Fonte:  Plataforma Casa Comum / Fundação Mário Soares > Arquivo Amílcar Cabral... Pasta   07200.172.017. Reproduzido  com a devida vénia...

Citação:
(1968), "Título de viagem", Fundação Mário Soares / DAC - Documentos Amílcar Cabral, Disponível HTTP:
http://hdl.handle.net/11002/fms_dc_41544 (2022-2-19)


1. Em 2013,  quando publicámos o relato de Cherno Baldé sobre os acontecimentos em Cuntima, no norte da Guiné-Bissau (*), estávamos perante  a revelação de um duplo segredo:  (i) o de Demburri Seidi (nome fictício, por razões de segurança) de quem foi obrigado a assistir às execuções públicas, da inteira e única responsabilidade do comandante das FARP Quemo Mané (c.1932-1985); (ii) mas também do Cherno Baldé, que levou o seu tempo (dois anos) a recolher e a traduzir esse depoimento... e mais uns tantos até decidir publicá-lo no nosso blogue...

Daí fazer todo o sentido publicar um comentário do Cherno Baldé ao poste P11762 (*), transformando-o em poste desta série "O segredo de...".  Passados mais de 8 anos não temos conhecimento de mais nenhuma outra versão sobre estes acontecimentos que, de resto, são do domínio público na Guiné-Bissau, mas que o tempo já fez esquecer. Infelizmente Cuntima não foi exceção, nos primeiros anos que se seguiram à independência.

Em 23 de junho de 2013 escrevemos (*):

(...) Estamos então em condições de publicar hoje, num único poste, o notável e inédito documento que ele nos pede para publicar no nosso blogue (que também é dele, e de todos os guineenses, homens e mulheres de boa vontade, que querem construir connosco as pontes do futuro sem destruir os vestígios dos bons e dos maus momentos do nosso passado comum). 

 Embora extenso, é importante que se publique na íntegra, num só poste, para manter a unidade de leitura. Naturalmente, estamos abertos à publicação de outros testemunhos, de outras fontes, que contestem, ou corrijam, ou complementem, ou melhorem esta versão que contem as recordações de Demburri Seidi quando jovem, em Cuntima, novembro de 1976. (...)
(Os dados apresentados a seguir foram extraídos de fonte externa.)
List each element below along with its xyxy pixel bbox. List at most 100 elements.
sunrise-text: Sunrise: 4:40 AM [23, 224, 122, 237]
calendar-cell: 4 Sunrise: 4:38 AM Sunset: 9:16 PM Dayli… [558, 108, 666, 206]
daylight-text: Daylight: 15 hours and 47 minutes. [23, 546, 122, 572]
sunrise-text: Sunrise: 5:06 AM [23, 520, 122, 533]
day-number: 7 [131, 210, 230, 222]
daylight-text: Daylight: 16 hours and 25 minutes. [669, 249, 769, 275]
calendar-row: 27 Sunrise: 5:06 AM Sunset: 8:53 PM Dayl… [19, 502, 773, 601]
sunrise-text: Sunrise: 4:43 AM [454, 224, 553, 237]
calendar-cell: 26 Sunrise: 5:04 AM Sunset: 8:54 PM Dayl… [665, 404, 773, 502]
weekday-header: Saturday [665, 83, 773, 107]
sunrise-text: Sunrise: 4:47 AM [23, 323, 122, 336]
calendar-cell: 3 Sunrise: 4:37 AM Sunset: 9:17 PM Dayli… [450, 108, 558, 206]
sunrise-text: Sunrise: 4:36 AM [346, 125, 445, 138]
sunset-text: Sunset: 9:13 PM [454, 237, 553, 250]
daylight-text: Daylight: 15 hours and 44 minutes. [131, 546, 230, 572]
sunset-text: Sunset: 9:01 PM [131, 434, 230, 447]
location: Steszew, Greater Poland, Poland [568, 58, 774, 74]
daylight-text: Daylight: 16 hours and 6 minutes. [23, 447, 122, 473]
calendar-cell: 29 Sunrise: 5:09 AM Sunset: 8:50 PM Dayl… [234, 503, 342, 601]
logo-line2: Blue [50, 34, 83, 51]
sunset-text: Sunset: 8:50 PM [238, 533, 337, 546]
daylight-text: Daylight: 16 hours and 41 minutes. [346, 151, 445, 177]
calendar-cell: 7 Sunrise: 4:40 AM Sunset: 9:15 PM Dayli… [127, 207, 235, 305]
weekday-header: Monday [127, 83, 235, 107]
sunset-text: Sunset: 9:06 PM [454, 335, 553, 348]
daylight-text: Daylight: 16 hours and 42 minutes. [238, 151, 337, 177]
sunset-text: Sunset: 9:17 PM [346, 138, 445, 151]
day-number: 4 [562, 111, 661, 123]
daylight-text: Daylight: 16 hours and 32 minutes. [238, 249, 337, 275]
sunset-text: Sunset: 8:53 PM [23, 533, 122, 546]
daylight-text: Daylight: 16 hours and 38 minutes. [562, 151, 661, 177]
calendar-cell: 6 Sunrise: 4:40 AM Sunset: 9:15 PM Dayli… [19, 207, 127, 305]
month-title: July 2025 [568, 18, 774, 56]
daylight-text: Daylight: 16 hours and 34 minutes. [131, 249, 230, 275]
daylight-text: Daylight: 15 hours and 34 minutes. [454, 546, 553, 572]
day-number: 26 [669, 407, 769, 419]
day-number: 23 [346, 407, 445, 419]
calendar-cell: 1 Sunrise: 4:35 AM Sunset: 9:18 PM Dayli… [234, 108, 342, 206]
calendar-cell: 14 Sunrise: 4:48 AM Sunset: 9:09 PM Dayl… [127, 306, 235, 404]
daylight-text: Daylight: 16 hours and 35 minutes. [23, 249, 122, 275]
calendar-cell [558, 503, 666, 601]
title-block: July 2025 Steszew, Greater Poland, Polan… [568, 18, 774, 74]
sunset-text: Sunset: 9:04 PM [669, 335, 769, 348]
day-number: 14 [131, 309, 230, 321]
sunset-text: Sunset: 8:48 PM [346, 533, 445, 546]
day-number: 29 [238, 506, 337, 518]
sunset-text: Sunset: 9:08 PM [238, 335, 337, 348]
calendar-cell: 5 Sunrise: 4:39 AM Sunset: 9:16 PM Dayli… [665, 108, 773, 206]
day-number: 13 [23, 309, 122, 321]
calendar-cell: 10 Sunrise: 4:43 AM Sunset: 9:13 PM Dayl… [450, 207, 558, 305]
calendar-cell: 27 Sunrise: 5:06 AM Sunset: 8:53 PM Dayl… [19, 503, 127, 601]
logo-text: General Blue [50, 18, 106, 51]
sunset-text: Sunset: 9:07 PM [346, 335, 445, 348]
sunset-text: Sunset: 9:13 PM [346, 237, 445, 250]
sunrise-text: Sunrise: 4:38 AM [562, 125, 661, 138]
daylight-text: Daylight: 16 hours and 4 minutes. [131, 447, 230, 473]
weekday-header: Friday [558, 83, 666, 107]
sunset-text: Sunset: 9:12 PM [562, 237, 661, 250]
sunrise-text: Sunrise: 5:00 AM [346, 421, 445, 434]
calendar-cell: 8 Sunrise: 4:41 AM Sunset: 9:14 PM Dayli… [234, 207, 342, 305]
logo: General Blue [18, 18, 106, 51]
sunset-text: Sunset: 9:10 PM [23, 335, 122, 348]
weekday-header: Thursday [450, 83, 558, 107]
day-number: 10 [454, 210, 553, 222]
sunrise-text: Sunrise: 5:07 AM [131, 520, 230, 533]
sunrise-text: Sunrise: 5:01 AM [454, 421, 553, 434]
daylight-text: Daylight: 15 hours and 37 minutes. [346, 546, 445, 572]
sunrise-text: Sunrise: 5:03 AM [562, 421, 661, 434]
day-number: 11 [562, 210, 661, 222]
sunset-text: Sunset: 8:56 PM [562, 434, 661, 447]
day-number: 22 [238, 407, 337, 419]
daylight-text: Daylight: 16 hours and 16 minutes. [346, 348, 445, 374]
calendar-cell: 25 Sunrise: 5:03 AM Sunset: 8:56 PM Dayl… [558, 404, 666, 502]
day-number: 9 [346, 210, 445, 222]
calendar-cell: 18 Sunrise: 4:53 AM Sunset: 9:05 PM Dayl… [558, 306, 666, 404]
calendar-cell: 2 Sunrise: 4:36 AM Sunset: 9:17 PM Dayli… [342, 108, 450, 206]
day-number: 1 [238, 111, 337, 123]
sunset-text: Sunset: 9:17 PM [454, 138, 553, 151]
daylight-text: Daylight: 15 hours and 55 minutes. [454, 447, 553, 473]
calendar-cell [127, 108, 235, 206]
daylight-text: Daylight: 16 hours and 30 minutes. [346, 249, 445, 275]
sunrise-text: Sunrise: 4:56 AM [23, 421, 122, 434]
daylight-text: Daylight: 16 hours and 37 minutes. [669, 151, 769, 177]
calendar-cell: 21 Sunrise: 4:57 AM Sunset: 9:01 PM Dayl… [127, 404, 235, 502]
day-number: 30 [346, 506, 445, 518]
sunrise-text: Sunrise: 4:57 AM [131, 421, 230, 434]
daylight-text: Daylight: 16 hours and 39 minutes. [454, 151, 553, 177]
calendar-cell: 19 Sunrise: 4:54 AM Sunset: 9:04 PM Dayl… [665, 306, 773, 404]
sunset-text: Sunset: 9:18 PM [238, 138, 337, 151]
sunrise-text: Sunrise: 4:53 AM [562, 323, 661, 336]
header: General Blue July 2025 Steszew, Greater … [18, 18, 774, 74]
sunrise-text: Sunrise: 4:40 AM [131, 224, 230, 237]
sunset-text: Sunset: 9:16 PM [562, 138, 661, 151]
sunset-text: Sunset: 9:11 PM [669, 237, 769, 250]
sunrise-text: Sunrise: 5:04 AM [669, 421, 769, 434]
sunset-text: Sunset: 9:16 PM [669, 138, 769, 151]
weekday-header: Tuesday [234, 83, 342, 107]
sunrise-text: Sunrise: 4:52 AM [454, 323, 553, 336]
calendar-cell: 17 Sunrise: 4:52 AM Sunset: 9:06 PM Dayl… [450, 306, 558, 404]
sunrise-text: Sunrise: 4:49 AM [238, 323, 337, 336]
Mais recentemente, republicamos em parte este poste (**).  


2. Aqui vai então o comentário do Cherno Baldé (***)

"Pode ser até que se trate de uma etapa obrigatória da evolução de todos os povos... É só analisar a História dos povos velhos do mundo e tirarmos as conclusões objectivas." (A.P. Costa)

"Sejamos pragmáticos com a História, o país Guiné-Bissau nasceu assim. Houve vencedores e vencidos e as represálias dos vencedores sobre os vencidos pressentiam-se na sua 'cartilha' comportamental, no uso, pelo PAIGC, da violência interna para dirimir conflitos». M. Joaquim.

"...Para tudo há explicações, mas para isto não há justificação". (L. Graca).


Caros amigos, ex-combatentes,

Muito obrigado pelo feedback ao pequeno texto que se foi relativamente facil de traduzir e trabalhar, demorou mais de dois anos para sair da boca do Demburri Seidi que testemunhou estes acontecimentos em 1976, em parte pelo medo que ainda o habita e, também, por manifesta dificuldade de falar sobre esta justiça revolucionária praticada contra os "fracos".

Para quem não sabe, eu venho de longe e, como tal, durante muitos anos, acreditava no que o Manuel Joaquim, na esteira do A. P. Costa, chama de "conclusão objectiva" (ver citação acima).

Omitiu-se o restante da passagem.